Il y a quelque chose de spécial à propos d’une suite attendue depuis longtemps qui décuple l’attrait d’un jeu. Attirer les fans de l’original est un moyen, bien sûr, mais plus important encore, ces suites offrent un point d’entrée pour les nouveaux joueurs. Avec le temps qui s’est écoulé depuis le jeu précédent, les développeurs disposent d’une marge de manœuvre suffisante pour reprendre, réviser ou réinventer une série dans une suite, afin de s’assurer que le nouvel opus est pertinent pour le public moderne. Je fais peut-être allusion ici à Alan Wake 2 – en particulier à sa façon musicale de récapituler les événements pour les nouveaux joueurs et ceux qui ont la mémoire floue – mais ce n’est pas quelque chose que l’on voit uniquement dans les films d’horreur. Prenez Dragon Age : The Veilguard, par exemple, et la confirmation par Bioware que seuls quelques choix du joueur seront repris d’Inquisition positionne le jeu comme un excellent point de départ pour les débutants. Si Alien : Isolation 2 joue bien ses cartes, en ouvrant le champ pour tempérer le familier avec le nouveau, il pourrait finir par être un jeu d’horreur pour le plus grand nombre au lieu d’une minorité.

Cela dit, travailler avec une superproduction hollywoodienne comme Alien suppose un certain niveau de connaissances de la part du joueur.

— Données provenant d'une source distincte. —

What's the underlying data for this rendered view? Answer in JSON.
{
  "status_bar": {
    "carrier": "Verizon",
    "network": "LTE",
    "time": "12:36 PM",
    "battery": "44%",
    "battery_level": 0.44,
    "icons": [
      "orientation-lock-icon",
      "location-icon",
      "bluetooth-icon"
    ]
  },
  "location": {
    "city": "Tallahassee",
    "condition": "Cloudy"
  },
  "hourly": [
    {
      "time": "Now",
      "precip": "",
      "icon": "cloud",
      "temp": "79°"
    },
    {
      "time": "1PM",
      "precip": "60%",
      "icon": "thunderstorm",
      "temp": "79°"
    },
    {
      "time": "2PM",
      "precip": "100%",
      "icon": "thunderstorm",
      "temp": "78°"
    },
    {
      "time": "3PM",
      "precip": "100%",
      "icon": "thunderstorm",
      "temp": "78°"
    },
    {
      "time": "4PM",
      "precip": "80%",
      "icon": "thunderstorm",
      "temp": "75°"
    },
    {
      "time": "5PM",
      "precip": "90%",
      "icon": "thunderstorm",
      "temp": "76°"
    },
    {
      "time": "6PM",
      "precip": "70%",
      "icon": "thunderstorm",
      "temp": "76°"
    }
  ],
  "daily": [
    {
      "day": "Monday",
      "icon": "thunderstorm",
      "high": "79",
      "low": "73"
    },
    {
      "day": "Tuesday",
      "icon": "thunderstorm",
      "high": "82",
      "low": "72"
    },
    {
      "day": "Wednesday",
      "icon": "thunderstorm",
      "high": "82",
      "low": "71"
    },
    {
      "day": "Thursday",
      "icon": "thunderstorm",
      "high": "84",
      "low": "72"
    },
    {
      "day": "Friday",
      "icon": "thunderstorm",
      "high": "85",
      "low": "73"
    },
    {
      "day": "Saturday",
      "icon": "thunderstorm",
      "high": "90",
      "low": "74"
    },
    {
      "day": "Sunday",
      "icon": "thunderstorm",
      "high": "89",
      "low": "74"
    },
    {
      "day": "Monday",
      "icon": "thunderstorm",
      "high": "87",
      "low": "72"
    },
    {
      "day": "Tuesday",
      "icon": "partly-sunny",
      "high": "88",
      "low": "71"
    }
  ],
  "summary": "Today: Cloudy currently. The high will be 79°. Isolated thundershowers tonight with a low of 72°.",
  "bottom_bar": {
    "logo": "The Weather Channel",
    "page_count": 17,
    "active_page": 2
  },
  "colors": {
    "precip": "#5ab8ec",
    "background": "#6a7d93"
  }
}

Avoir ne serait-ce qu’une connaissance de base du contexte, de l’histoire et des événements des films Alien peut s’avérer utile, mais cela ne doit pas être un obstacle. L’inclusivité de la communauté de l’horreur a toujours été sa plus grande force, et lorsque nous en saurons plus sur Alien : Isolation 2, j’espère retrouver cet esprit d’accueil alors que nous affronterons à nouveau les xénomorphes – ou peut-être quelque chose d’autre ? plus de dix ans après. – plus d’une décennie plus tard.

Il y a beaucoup de jeux d’horreur à venir à noter en plus d’Alien : Isolation 2, de Directive 8020 à Dying Light : The Beast.